Hemos retrocecido tantos años que incluso la avanzadísima tecnología se burla de nosotros. La ley mordaza impide poner las cosas en su sitio y menos en nuestra propia boca. Te la van a partir en menos que canta un gallo y serás el más ínútil de los terroristas, llamado por ellos, condenado al silencio.
Las redes, como telas de araña, atrapan para espiarte, para seguir tu rastro seas quien seas y digas lo que digas. Y ni siquiera tener nada será ya suficiente, te sentarán en cualquier banquillo aunque duermas en un banco. Llamarán a tu puerta con esa citación, por calvatrueno, insumiso, rebelde, antisistema. Por cualquier cosa que seas o no seas. Por escribir, en sí, sobre su suma.

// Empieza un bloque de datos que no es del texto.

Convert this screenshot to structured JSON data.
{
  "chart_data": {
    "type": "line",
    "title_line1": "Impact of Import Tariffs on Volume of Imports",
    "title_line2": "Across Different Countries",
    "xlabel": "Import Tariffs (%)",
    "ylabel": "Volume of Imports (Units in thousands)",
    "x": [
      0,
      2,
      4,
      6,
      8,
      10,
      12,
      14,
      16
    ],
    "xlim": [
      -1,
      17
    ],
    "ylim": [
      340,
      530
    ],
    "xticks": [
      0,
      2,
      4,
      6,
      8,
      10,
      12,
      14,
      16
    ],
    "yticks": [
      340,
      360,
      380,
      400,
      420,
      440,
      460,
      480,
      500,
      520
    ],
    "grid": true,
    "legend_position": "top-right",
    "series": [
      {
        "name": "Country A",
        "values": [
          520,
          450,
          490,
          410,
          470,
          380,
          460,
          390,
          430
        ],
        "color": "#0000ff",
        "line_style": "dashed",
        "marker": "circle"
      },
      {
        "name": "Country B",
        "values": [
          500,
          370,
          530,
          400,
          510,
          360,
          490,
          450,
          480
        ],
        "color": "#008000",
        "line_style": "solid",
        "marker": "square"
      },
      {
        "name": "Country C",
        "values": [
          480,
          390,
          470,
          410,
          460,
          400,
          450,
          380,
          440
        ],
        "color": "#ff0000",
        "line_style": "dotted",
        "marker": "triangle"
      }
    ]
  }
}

La realidad se esconde, la palabra se mutila. Si dices lo que piensas estarás condenado. Los trucos del oficio, pese a todo, son asuntos del sabio que maneja su propio paraíso. La literatura es un cielo protector que solo conoce quien escribe, y la tierra se ha inundado de mentiras compradas al mejor postor. Solo el que apuesta por continuar sabe del precio, de su dolor de espalda, de las noches en blanco y las ojeras de búho. No importa la edad. El tiempo te recorre como la sangre en vena, latente, tibia y necesaria. Que nadie se aleje de las palabras, ni siquiera por hambre. Ni siquiera por miedo. Ellos no pasarán. Les quedan muy pocos meses, y el atropello debe ser general. Demos la cara como casi siempre, aún a riesgo de que nos la partan. No vivas tranquilo, porque estarás perdido. No tiendas a lo cómodo, continúa siendo incómodo. Yo sigo en el lado amargo, guardando los terrones de azúcar de los bares, tragando ese café negro que espabila al dormido.